In periods of great transition, the role of education could not be more pivotal. Education systems have to develop robust and urgent responses to prepare students to think more critically and creatively about the future. Schools can be sites for and participants in substantive social change, public spaces where projects are undertaken in response to the needs and the desires of the community, places where young people grow to become more adaptable to change and learn to be proactive, developing skills that will help them face challenges and build emotional happiness. They can become places that give students the support they need to blossom in life.
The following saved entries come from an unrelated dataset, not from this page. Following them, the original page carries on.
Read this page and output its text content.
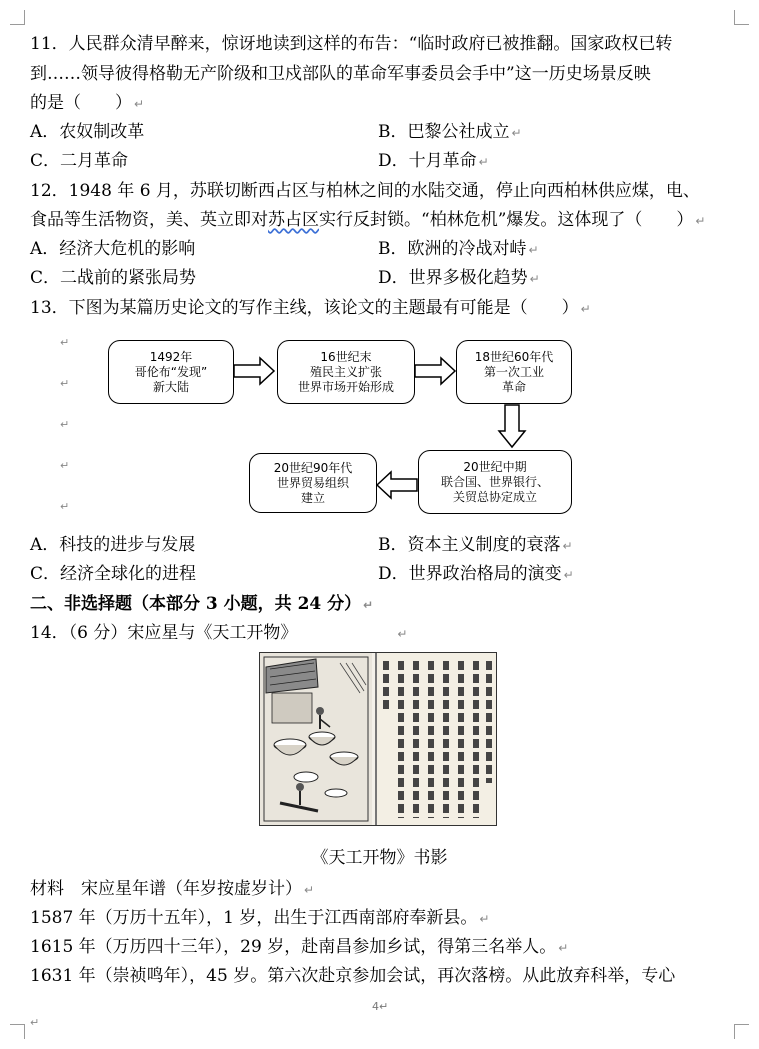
11．人民群众清早醉来，惊讶地读到这样的布告：“临时政府已被推翻。国家政权已转
到……领导彼得格勒无产阶级和卫戍部队的革命军事委员会手中”这一历史场景反映
的是（　　） ↵
A．农奴制改革	B．巴黎公社成立 ↵
C．二月革命	D．十月革命 ↵
12．1948 年 6 月，苏联切断西占区与柏林之间的水陆交通，停止向西柏林供应煤，电、
食品等生活物资，美、英立即对苏占区实行反封锁。“柏林危机”爆发。这体现了（　　） ↵
A．经济大危机的影响	B．欧洲的冷战对峙 ↵
C．二战前的紧张局势	D．世界多极化趋势 ↵
13．下图为某篇历史论文的写作主线，该论文的主题最有可能是（　　） ↵
↵
↵
↵
↵
↵
1492年
哥伦布“发现”
新大陆
16世纪末
殖民主义扩张
世界市场开始形成
18世纪60年代
第一次工业
革命
20世纪中期
联合国、世界银行、
关贸总协定成立
20世纪90年代
世界贸易组织
建立
A．科技的进步与发展	B．资本主义制度的衰落 ↵
C．经济全球化的进程	D．世界政治格局的演变 ↵
二、非选择题（本部分 3 小题，共 24 分） ↵
14．（6 分）宋应星与《天工开物》	↵
《天工开物》书影
材料　宋应星年谱（年岁按虚岁计） ↵
1587 年（万历十五年），1 岁，出生于江西南部府奉新县。 ↵
1615 年（万历四十三年），29 岁，赴南昌参加乡试，得第三名举人。 ↵
1631 年（崇祯鸣年），45 岁。第六次赴京参加会试，再次落榜。从此放弃科举，专心
4↵
↵
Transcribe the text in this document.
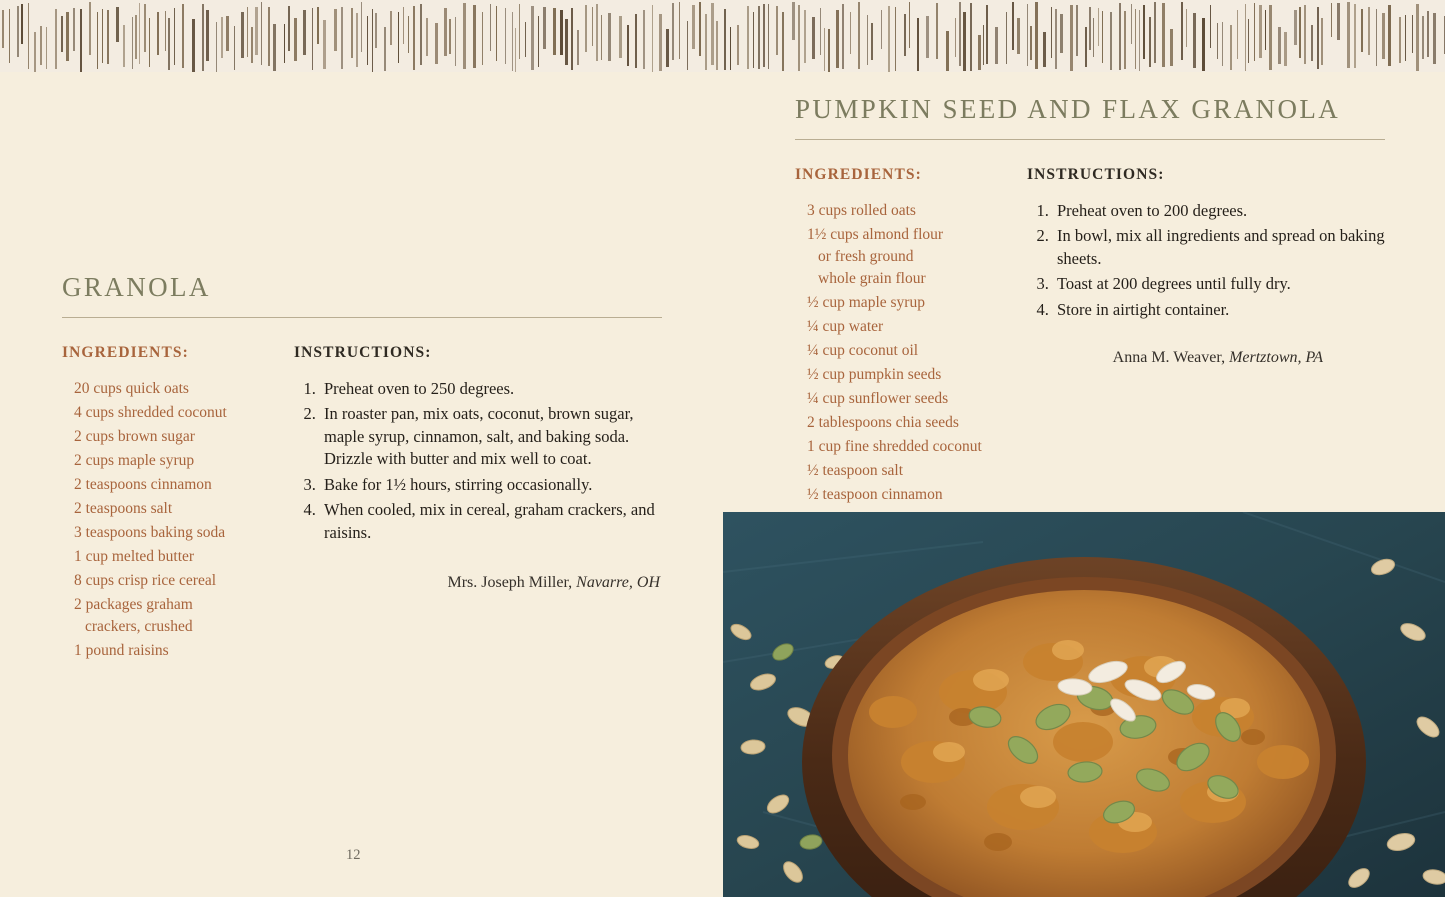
GRANOLA
INGREDIENTS:
20 cups quick oats
4 cups shredded coconut
2 cups brown sugar
2 cups maple syrup
2 teaspoons cinnamon
2 teaspoons salt
3 teaspoons baking soda
1 cup melted butter
8 cups crisp rice cereal
2 packages graham
crackers, crushed
1 pound raisins
INSTRUCTIONS:
1. Preheat oven to 250 degrees.
2. In roaster pan, mix oats, coconut, brown sugar, maple syrup, cinnamon, salt, and baking soda. Drizzle with butter and mix well to coat.
3. Bake for 1½ hours, stirring occasionally.
4. When cooled, mix in cereal, graham crackers, and raisins.
Mrs. Joseph Miller, Navarre, OH
12
PUMPKIN SEED AND FLAX GRANOLA
INGREDIENTS:
3 cups rolled oats
1½ cups almond flour
or fresh ground
whole grain flour
½ cup maple syrup
¼ cup water
¼ cup coconut oil
½ cup pumpkin seeds
¼ cup sunflower seeds
2 tablespoons chia seeds
1 cup fine shredded coconut
½ teaspoon salt
½ teaspoon cinnamon
INSTRUCTIONS:
1. Preheat oven to 200 degrees.
2. In bowl, mix all ingredients and spread on baking sheets.
3. Toast at 200 degrees until fully dry.
4. Store in airtight container.
Anna M. Weaver, Mertztown, PA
In the conclusions of the project, it is argued that the COVID-19 pandemic and the prevention measures imposed have brought about disruptive and unexpected changes in adolescents’ daily lives and habits. They have also led to the redefinition and reframing of their social identities, their relationships with their friends and family, and their habits and routines. During the lockdown, adolescents were forced to isolate in their homes, away from their schools, sometimes for many months. Their personal and social rhythms changed in an attempt to adapt to and cope with these disruptive changes. Adolescents and their family members suddenly lost the place and time landmarks usually marking their daily routines. Their houses became offices for their parents and classrooms for themselves. The boundaries of school, work, rest, and leisure spaces became very faint. Communication with those outside their households became entirely virtual.
Throughout the COVID-19 crisis, while also dealing with social exclusion, adolescents faced an unequal distribution of economic, social and cultural resources connected to schooling. Adolescents from families in the upper and upper-middle socio-economic classes had different educational experiences during this pandemic compared with students from middle-, working- and lower-class families. This related to the divergent modes of teaching, the unequal number of hours of schooling per day, access to computers, access to an internet connection and the variety and quality of the extracurricular activities available. Adolescents’ socio-economic background and personal history shaped the way the effects of this crisis affected their school achievement; they also shaped their responses to the contemporary setting of the pandemic, which was frequently ingrained with misery, fear, tension, and an increasing sense of insecurity.